4. 1p36 deletion syndrome has been widely described previously in the literature with a clinical picture mainly dominated by severe intellectual disability, neurobehavioral changes, seizures, hypotonia, dysphagia, as well as mild dysmorphic features involving mainly the craniofacial segment. The 1p36 deletion syndrome has been previously associated with skeletal, urogenital and cardiac involvement. Why have the authors considered the diagnosis of OAV syndrome and not only the 1p36 deletion syndrome?

Author Response

  1. Gene representation should be presented with italics.

R. Italics are now used

2. In Figure 1, there is a picture of an opened mouth but no specific features were represented or described. What does it represent? It is not described in the legend of the figure. 

R. The hemilingual atrophy is now mentioned in the legend

3. Another suggestion would be to include a Table describing the different phenotypes and genetic basis which have been previously correlated to the oculo-auriculo-vertebral spectrum. Example: MIM number, gene, pattern of inheritance, locus, clinical findings, and special features of note. 

R. Although an extensive review of OAVS is out of the scope of this mansucript, we now include two tables with SNVs and CNVs reported in OAVS.

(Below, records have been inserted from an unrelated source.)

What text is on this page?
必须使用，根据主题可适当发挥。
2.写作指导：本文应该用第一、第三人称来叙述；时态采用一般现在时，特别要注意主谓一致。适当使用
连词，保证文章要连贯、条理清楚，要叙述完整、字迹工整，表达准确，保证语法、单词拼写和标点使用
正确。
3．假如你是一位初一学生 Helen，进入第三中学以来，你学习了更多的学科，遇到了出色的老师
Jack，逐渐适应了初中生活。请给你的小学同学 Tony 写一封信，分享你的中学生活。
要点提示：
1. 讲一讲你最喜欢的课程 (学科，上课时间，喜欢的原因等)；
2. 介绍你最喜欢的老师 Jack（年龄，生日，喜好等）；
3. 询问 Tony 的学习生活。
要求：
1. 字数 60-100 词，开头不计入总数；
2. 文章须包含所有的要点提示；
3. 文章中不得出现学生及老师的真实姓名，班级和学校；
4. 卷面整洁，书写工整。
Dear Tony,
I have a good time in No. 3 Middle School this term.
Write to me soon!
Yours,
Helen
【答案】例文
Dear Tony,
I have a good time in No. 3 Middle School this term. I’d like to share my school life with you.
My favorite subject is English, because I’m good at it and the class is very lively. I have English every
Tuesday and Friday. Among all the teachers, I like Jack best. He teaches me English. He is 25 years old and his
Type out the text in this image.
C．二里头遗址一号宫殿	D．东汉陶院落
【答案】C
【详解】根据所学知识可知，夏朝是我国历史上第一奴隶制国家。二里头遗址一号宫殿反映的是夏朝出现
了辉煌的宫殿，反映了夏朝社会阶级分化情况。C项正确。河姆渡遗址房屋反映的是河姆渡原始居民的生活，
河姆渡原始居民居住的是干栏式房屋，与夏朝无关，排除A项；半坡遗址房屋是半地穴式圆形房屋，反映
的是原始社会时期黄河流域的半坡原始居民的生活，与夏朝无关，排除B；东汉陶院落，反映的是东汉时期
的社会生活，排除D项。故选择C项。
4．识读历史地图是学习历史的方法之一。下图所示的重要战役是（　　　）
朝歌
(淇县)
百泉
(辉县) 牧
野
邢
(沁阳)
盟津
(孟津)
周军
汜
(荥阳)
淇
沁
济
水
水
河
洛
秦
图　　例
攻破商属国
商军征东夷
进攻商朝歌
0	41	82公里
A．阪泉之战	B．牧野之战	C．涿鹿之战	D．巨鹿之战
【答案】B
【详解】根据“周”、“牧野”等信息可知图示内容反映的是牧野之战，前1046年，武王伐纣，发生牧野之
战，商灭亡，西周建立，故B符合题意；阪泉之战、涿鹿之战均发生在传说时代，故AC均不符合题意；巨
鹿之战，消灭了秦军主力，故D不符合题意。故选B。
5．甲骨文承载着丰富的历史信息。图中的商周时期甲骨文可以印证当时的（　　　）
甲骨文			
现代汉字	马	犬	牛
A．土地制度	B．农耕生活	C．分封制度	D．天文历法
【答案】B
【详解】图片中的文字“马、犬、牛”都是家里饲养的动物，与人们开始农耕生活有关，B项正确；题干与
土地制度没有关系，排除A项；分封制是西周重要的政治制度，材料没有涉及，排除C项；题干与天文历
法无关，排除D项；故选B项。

4. 1p36 deletion syndrome has been widely described previously in the literature with a clinical picture mainly dominated by severe intellectual disability, neurobehavioral changes, seizures, hypotonia, dysphagia, as well as mild dysmorphic features involving mainly the craniofacial segment. The 1p36 deletion syndrome has been previously associated with skeletal, urogenital and cardiac involvement. Why have the authors considered the diagnosis of OAV syndrome and not only the 1p36 deletion syndrome?

R. ALthough there may be some overlap between OAVS and 1p36 deletion syndrome, we feel this case lack intellectual dissability and other important features of 1p36 del. On the other hand, features of this case, such as microtia, are more characteristic of OAVS than of typical 1p36.

Round 2

Reviewer 2 Report

The authors have addressed all the changes suggested by the reviewers, and these changes certainly increased the quality of the manuscript, especially in the "Discussion" and "Case Report". Tables 1 and 2 have been perfectly presented by the authors. I congratulate the authors and also highlight the importance of providing the references regarding each gene variant. I have no additional comments or suggestions at this point.